Rejoice in the Lord always. I will say it again: Rejoice! Philippians 4:4
Keith was feeling down as he trudged through the produce aisle. His hands trembled from the first signs of Parkinson’s disease. How long before his quality of life began to slide? What would this mean for his wife and children? Keith’s gloom was shattered by laughter. Over by the potatoes, a man pushed a giggling boy in a wheelchair. The man leaned over and whispered to his son, who couldn’t stop grinning.
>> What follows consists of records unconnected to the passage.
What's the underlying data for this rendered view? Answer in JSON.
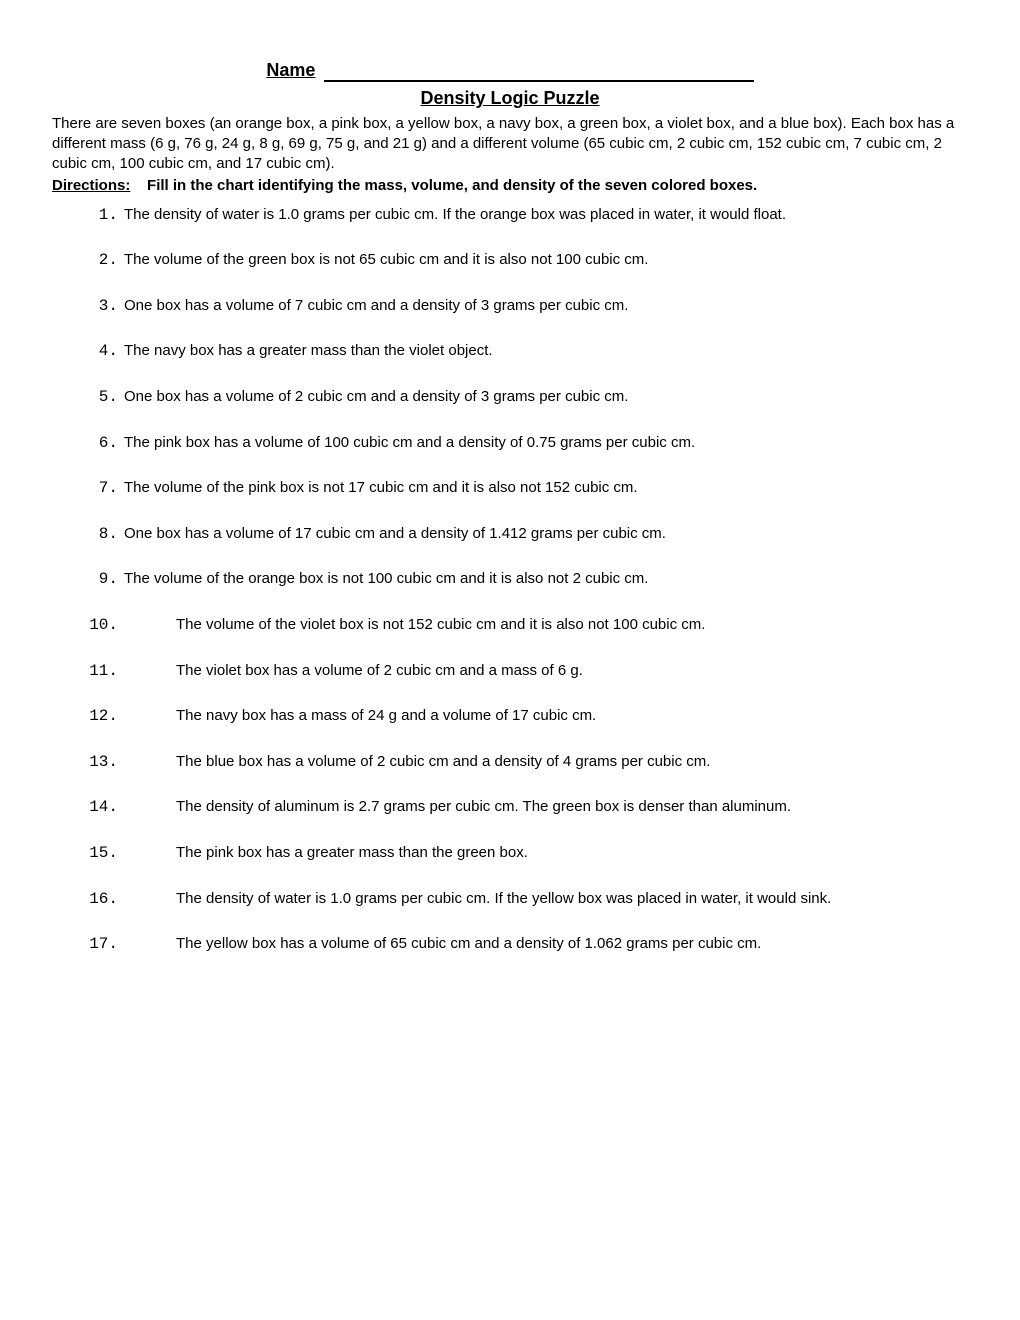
{
  "header": {
    "name_label": "Name",
    "title": "Density Logic Puzzle"
  },
  "intro": {
    "text": "There are seven boxes (an orange box, a pink box, a yellow box, a navy box, a green box, a violet box, and a blue box). Each box has a different mass (6 g, 76 g, 24 g, 8 g, 69 g, 75 g, and 21 g) and a different volume (65 cubic cm, 2 cubic cm, 152 cubic cm, 7 cubic cm, 2 cubic cm, 100 cubic cm, and 17 cubic cm)."
  },
  "directions": {
    "label": "Directions:",
    "text": "Fill in the chart identifying the mass, volume, and density of the seven colored boxes."
  },
  "clues": [
    {
      "n": "1.",
      "text": "The density of water is 1.0 grams per cubic cm. If the orange box was placed in water, it would float."
    },
    {
      "n": "2.",
      "text": "The volume of the green box  is not 65 cubic cm and it is also not 100 cubic cm."
    },
    {
      "n": "3.",
      "text": "One box has a volume of 7 cubic cm and a density of 3 grams per cubic cm."
    },
    {
      "n": "4.",
      "text": "The navy box has a greater mass than the violet object."
    },
    {
      "n": "5.",
      "text": "One box has a volume of 2 cubic cm and a density of 3 grams per cubic cm."
    },
    {
      "n": "6.",
      "text": "The pink box has a volume of 100 cubic cm and a density of 0.75 grams per cubic cm."
    },
    {
      "n": "7.",
      "text": "The volume of the pink box is not 17 cubic cm and it is also not 152 cubic cm."
    },
    {
      "n": "8.",
      "text": "One box has a volume of 17 cubic cm and a density of 1.412 grams per cubic cm."
    },
    {
      "n": "9.",
      "text": "The volume of the orange box is not 100 cubic cm and it is also not 2 cubic cm."
    },
    {
      "n": "10.",
      "text": "The volume of the violet box is not 152 cubic cm and it is also not 100 cubic cm."
    },
    {
      "n": "11.",
      "text": "The violet box has a volume of 2 cubic cm and a mass of 6 g."
    },
    {
      "n": "12.",
      "text": "The navy box has a mass of 24 g and a volume of 17 cubic cm."
    },
    {
      "n": "13.",
      "text": "The blue box has a volume of 2 cubic cm and a density of 4 grams per cubic cm."
    },
    {
      "n": "14.",
      "text": "The density of aluminum is 2.7 grams per cubic cm. The green box is denser than aluminum."
    },
    {
      "n": "15.",
      "text": "The pink box has a greater mass than the green box."
    },
    {
      "n": "16.",
      "text": "The density of water is 1.0 grams per cubic cm. If the yellow box was placed in water, it would sink."
    },
    {
      "n": "17.",
      "text": "The yellow box has a volume of 65 cubic cm and a density of 1.062 grams per cubic cm."
    }
  ]
}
He was noticeably worse off than Keith, yet he and his dad were finding joy where they could.
Writing from prison or under house arrest as he awaited the outcome of his trial, the apostle Paul seemingly had no right to be joyful (Philippians 1:12–13). The emperor was Nero, a wicked man who had a growing reputation for violence and cruelty, so Paul had reason to be concerned. He also knew there were preachers who were taking advantage of his absence to gain glory for themselves. They thought they could “stir up trouble” for the apostle while he was imprisoned (v. 17).
Yet Paul chose to rejoice (vv. 18–21), and he told the Philippians to follow his example: “Rejoice in the Lord always. I will say it again: Rejoice!” (4:4). Our situation might seem bleak, yet Jesus is with us now, and He’s guaranteed our glorious future. Christ, who walked out of His tomb, will return to raise His followers to live with Him. As we begin this new year, may we rejoice!
What personal suffering or injustice causes you to languish in your sorrow? How might the truth of Jesus bring you joy?
Father, please raise my eyes above my circumstances. I look to You alone for joy.
For further study, read Why? Seeing God in Our Pain.
Paul’s letter to the church at Philippi is much loved because of its emphasis on joy. Considered by many to be the apostle’s most practical letter, it nevertheless contains one of the most theological segments in the New Testament. The declaration in Philippians 2:5–11, believed by some to have been a part of an ancient hymn, explores what Christ left behind to come to earth as a human being. It also explores His ultimate mission—the cross—and the glory that will be His one day, when “every knee [will] bow” and “every tongue acknowledge that Jesus Christ is Lord” (vv. 10–11).